Réunion du 15 avril 2008 à 16h00
Mission d’information sur les questions mémorielles

Pierre Nora :

Je vous remercie très chaleureusement d'avoir institué cette mission d'information et je suis très sensible à l'invitation des parlementaires, même si l'immensité des problèmes qui se posent est fort intimidante.

Je préside l'association « Liberté pour l'Histoire » créée en 2005 suite à l'affaire Pétré-Grenouilleau : cet historien, auteur d'un livre sur les traites négrières dont je suis l'éditeur, a été assigné en justice par un collectif d'Antillais, Réunionnais et Guyanais. Même s'ils ont renoncé à leur action après les protestations de nombreux historiens, ce malheureux Pétré-Grenouilleau a néanmoins subi pendant plus d'un an une véritable persécution dont sa carrière et sa famille ont été affectées. La loi de Mekachera sur la colonisation, notamment son article 4, a été au même moment l'occasion de notre réaction.

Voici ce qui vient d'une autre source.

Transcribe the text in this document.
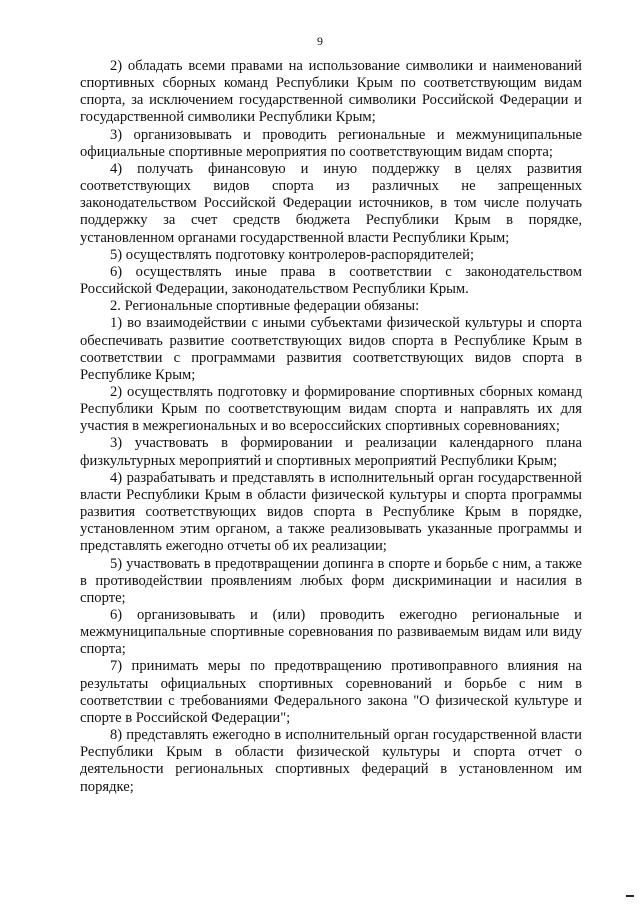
9

2) обладать всеми правами на использование символики и наименований спортивных сборных команд Республики Крым по соответствующим видам спорта, за исключением государственной символики Российской Федерации и государственной символики Республики Крым;

3) организовывать и проводить региональные и межмуниципальные официальные спортивные мероприятия по соответствующим видам спорта;

4) получать финансовую и иную поддержку в целях развития соответствующих видов спорта из различных не запрещенных законодательством Российской Федерации источников, в том числе получать поддержку за счет средств бюджета Республики Крым в порядке, установленном органами государственной власти Республики Крым;

5) осуществлять подготовку контролеров-распорядителей;

6) осуществлять иные права в соответствии с законодательством Российской Федерации, законодательством Республики Крым.

2. Региональные спортивные федерации обязаны:

1) во взаимодействии с иными субъектами физической культуры и спорта обеспечивать развитие соответствующих видов спорта в Республике Крым в соответствии с программами развития соответствующих видов спорта в Республике Крым;

2) осуществлять подготовку и формирование спортивных сборных команд Республики Крым по соответствующим видам спорта и направлять их для участия в межрегиональных и во всероссийских спортивных соревнованиях;

3) участвовать в формировании и реализации календарного плана физкультурных мероприятий и спортивных мероприятий Республики Крым;

4) разрабатывать и представлять в исполнительный орган государственной власти Республики Крым в области физической культуры и спорта программы развития соответствующих видов спорта в Республике Крым в порядке, установленном этим органом, а также реализовывать указанные программы и представлять ежегодно отчеты об их реализации;

5) участвовать в предотвращении допинга в спорте и борьбе с ним, а также в противодействии проявлениям любых форм дискриминации и насилия в спорте;

6) организовывать и (или) проводить ежегодно региональные и межмуниципальные спортивные соревнования по развиваемым видам или виду спорта;

7) принимать меры по предотвращению противоправного влияния на результаты официальных спортивных соревнований и борьбе с ним в соответствии с требованиями Федерального закона "О физической культуре и спорте в Российской Федерации";

8) представлять ежегодно в исполнительный орган государственной власти Республики Крым в области физической культуры и спорта отчет о деятельности региональных спортивных федераций в установленном им порядке;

Par la suite, plusieurs groupes d'historiens se sont constitués et certains ont tout d'abord hésité à nous rejoindre, les uns parce qu'ils considèrent que, par nature, les lois faites par la gauche sont bonnes et que celles votées par la droite sont mauvaises ; les autres parce que nous avons souhaité la révision de la loi Gayssot, mère de toutes les autres lois mémorielles. A ce propos, j'insiste sur le risque de « gayssotisation » générale. Outre votre serviteur, deux autres personnes avaient été d'emblée hostiles à cette loi : Pierre Vidal-Naquet, pour des raisons dreyfusardes classiques, et Madeleine Rebérioux, ex-communiste qui savait ce que sont les lois établissant des vérités d'État. En ce qui me concerne, je commençais à ce moment à travailler sur la question de la mémoire et j'avais le sentiment que privilégier un groupe de mémoire, fût-ce pour les meilleures raisons du monde, c'était mettre le doigt dans un engrenage dont on ne sortirait pas et dans lequel se trouvent d'ailleurs aujourd'hui les élus.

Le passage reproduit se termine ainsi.